I am very much a fan of the kind of pasta dishes that don’t start with a sweated onion and a can of tomatoes. Blah, blah is all the unenthusiastic verbosity I can muster when faced with the inevitable store cupboard standbys. However, give me a handful of greens of some – any - description, some anchovies and garlic – and now we’re talking. The bitter, savoury, salty, grown-up flavours appeal to me much more than an over-reduced tomato base, and with a kick of chilli and a squeeze of lemon, it’s enough to roll you over and have you begging for more. Well, maybe, depending on how low your standards are.
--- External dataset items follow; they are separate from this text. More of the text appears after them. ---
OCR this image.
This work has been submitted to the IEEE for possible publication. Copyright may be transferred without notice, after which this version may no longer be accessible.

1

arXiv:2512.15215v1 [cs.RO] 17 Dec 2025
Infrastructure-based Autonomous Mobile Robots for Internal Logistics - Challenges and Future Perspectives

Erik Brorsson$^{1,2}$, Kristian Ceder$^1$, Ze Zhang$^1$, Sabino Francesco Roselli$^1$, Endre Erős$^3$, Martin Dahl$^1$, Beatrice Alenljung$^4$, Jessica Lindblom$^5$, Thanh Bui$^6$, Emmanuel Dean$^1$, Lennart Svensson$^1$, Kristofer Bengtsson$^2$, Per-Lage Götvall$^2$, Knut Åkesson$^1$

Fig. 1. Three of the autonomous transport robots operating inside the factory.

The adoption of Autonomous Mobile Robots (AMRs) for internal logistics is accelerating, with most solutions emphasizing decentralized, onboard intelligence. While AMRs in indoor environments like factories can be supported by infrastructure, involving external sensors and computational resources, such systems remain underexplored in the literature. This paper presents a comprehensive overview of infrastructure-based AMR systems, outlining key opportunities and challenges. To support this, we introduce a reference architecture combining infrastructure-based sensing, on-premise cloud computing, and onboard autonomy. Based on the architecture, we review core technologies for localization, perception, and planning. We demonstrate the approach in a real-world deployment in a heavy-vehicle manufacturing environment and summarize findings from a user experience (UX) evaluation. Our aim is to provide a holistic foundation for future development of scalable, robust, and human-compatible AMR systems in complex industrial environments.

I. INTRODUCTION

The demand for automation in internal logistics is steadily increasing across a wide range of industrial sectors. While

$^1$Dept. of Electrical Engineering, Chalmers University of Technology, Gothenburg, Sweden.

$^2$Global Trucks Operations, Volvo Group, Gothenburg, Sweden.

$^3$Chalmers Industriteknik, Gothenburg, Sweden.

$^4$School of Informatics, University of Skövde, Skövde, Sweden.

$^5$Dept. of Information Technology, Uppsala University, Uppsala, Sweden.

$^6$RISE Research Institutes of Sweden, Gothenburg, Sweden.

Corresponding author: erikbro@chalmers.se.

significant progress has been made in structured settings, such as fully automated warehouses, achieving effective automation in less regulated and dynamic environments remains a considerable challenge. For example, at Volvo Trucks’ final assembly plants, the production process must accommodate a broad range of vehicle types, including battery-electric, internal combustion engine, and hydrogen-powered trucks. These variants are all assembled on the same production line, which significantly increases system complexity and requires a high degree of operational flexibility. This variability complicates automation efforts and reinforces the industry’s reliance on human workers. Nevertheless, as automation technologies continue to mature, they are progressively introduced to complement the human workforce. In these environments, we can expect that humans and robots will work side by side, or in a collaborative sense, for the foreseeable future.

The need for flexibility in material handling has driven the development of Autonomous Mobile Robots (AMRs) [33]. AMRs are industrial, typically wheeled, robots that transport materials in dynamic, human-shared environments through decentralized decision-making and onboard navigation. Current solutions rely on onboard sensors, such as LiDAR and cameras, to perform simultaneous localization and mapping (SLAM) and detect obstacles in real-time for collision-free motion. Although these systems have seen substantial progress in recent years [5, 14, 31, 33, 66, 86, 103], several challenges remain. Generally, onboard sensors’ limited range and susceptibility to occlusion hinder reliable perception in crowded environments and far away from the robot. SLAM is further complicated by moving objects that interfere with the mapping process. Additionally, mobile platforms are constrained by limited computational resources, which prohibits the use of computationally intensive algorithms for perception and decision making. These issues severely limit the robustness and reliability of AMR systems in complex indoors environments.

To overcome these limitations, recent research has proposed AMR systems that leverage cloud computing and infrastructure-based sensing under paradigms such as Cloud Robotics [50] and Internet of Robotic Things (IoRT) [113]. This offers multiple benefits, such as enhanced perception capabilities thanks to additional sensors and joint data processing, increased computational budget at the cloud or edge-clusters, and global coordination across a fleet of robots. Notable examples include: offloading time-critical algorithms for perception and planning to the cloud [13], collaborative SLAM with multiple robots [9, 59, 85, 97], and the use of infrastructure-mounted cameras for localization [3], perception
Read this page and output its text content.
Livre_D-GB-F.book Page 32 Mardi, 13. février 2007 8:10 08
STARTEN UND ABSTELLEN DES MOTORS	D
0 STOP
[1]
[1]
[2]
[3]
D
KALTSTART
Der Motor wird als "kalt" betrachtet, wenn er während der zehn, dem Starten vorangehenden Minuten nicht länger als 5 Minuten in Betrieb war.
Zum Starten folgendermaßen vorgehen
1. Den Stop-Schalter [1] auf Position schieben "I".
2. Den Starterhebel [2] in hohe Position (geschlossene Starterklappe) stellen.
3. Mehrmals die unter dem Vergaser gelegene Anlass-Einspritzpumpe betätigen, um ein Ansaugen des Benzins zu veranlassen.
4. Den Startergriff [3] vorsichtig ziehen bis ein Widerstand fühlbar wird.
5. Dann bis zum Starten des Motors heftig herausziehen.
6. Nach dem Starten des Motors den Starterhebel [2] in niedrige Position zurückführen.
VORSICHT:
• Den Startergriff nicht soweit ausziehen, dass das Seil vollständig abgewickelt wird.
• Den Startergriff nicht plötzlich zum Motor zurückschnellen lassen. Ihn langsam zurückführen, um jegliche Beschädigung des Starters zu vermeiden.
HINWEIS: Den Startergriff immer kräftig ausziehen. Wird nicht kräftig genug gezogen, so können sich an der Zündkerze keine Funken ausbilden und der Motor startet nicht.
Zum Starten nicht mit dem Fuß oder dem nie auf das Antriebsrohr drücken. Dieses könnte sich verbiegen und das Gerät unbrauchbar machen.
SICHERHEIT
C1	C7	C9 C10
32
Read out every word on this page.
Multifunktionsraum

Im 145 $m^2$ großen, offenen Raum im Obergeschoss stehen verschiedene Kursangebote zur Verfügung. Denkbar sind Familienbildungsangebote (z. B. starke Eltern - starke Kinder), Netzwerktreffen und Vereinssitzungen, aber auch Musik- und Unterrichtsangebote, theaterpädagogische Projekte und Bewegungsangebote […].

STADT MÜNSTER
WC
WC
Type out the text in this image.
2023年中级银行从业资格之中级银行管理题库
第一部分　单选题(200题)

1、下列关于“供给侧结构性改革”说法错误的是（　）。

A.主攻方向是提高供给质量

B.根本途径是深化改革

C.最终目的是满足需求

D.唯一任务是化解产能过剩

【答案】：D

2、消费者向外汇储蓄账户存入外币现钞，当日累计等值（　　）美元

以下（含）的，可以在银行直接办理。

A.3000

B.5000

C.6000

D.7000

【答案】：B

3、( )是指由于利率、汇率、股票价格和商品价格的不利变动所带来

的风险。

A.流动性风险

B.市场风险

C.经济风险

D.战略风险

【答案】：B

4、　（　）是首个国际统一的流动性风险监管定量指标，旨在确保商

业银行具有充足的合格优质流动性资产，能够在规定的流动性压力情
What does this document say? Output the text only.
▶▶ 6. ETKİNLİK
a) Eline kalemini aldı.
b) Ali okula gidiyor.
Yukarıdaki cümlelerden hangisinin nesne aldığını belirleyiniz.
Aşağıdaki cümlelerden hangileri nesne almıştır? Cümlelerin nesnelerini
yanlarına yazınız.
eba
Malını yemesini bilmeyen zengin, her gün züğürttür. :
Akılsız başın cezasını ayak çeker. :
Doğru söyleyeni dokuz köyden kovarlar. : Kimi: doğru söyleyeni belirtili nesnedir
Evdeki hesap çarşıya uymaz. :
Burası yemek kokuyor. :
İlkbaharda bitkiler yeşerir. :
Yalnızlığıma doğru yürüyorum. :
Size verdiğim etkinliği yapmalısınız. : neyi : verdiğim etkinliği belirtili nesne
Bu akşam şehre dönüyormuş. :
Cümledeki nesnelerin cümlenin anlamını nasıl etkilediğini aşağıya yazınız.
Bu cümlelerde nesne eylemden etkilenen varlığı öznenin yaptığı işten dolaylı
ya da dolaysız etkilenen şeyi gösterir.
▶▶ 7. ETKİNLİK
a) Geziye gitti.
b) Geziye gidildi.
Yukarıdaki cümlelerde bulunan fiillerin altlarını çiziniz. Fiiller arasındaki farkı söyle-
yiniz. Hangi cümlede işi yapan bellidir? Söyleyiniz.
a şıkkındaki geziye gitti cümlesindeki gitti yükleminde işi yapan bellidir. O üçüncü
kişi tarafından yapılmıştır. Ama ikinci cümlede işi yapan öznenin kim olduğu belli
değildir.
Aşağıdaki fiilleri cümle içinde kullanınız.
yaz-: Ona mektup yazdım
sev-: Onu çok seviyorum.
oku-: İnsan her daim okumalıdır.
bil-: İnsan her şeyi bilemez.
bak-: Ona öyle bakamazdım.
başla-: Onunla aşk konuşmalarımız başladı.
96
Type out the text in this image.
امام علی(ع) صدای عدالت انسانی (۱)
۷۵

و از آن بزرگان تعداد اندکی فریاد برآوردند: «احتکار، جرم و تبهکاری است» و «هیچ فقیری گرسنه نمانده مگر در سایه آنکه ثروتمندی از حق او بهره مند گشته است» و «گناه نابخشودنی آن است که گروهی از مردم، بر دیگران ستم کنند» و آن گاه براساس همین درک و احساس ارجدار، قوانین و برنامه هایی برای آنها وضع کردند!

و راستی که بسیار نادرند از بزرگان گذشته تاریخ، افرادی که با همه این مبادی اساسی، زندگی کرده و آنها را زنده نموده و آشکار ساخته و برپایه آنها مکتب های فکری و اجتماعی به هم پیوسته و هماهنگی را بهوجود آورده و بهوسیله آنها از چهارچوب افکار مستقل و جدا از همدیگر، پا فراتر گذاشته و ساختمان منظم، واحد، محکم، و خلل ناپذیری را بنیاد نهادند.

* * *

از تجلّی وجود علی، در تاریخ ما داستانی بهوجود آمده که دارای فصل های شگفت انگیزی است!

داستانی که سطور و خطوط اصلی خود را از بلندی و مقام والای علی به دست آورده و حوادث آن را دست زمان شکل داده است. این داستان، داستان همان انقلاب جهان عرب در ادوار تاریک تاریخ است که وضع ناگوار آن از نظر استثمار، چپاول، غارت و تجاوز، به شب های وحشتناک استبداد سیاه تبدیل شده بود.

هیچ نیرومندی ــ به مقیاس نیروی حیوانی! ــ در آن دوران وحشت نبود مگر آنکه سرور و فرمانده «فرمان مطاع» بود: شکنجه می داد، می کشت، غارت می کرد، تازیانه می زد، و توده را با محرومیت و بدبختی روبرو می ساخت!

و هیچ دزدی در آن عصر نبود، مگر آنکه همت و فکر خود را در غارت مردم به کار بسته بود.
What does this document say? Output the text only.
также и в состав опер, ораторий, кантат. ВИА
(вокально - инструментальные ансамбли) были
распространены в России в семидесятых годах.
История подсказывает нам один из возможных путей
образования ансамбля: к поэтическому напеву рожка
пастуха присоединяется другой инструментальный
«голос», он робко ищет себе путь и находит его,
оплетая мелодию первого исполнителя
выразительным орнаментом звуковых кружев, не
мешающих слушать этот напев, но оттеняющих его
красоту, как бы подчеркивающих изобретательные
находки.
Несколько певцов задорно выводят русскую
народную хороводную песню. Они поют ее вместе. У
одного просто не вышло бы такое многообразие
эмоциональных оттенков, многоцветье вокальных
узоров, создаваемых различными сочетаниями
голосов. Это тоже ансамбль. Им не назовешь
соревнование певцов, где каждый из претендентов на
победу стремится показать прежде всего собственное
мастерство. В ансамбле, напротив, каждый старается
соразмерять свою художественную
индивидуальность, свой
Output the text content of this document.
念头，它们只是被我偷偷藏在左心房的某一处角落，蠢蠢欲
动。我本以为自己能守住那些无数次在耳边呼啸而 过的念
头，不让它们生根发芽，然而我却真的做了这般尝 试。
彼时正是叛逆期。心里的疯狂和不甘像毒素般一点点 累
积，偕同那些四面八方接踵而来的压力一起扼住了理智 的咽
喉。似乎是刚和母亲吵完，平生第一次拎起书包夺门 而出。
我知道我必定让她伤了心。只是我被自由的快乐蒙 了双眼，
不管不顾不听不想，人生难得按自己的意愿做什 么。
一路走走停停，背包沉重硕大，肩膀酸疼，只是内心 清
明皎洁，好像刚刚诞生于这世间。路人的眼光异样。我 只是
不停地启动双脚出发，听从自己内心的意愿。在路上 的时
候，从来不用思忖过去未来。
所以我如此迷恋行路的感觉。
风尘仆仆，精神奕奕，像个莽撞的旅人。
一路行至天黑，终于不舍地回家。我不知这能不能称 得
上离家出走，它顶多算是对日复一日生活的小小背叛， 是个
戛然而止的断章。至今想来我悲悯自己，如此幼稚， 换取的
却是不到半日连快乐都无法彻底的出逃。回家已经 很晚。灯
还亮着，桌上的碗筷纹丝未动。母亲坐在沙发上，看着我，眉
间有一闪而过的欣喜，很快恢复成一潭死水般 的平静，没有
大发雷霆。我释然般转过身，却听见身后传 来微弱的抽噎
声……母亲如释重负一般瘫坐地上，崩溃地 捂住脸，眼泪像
I started with a bag of past-its-best purple sprouting (having bought two bags at the market in a spirit of hollandaise-based enthusiasm and conveniently forgetting MCD loathes the stuff) and thought about how I successfully used the woody asparagus ends last week. I took off the tiny stalky florets and set them to one side and then roughly chopped the longer woody stalks. I put them in the food processor with a large clove of garlic, a sprinkling of crushed dried chilli, a good squeeze of lemon, a couple of anchovies and some oregano for good measure and blitzed the lot.
I then slowly fried the mixture in some olive oil in a pan with a little water to help steam it; a little white wine would be good here too. Be warned: it does go a deep, perhaps unattractive, khaki colour but no-one promised you a rose garden. Meanwhile get your pasta of choice on to boil and about three minutes from the end of cooking time, throw in the reserved florets, then drain when all is tender.
Toss the pasta and florets into the sauce, then add a fierce amount of Parmesan and maybe more lemon and chilli if you really need a kick up the backside.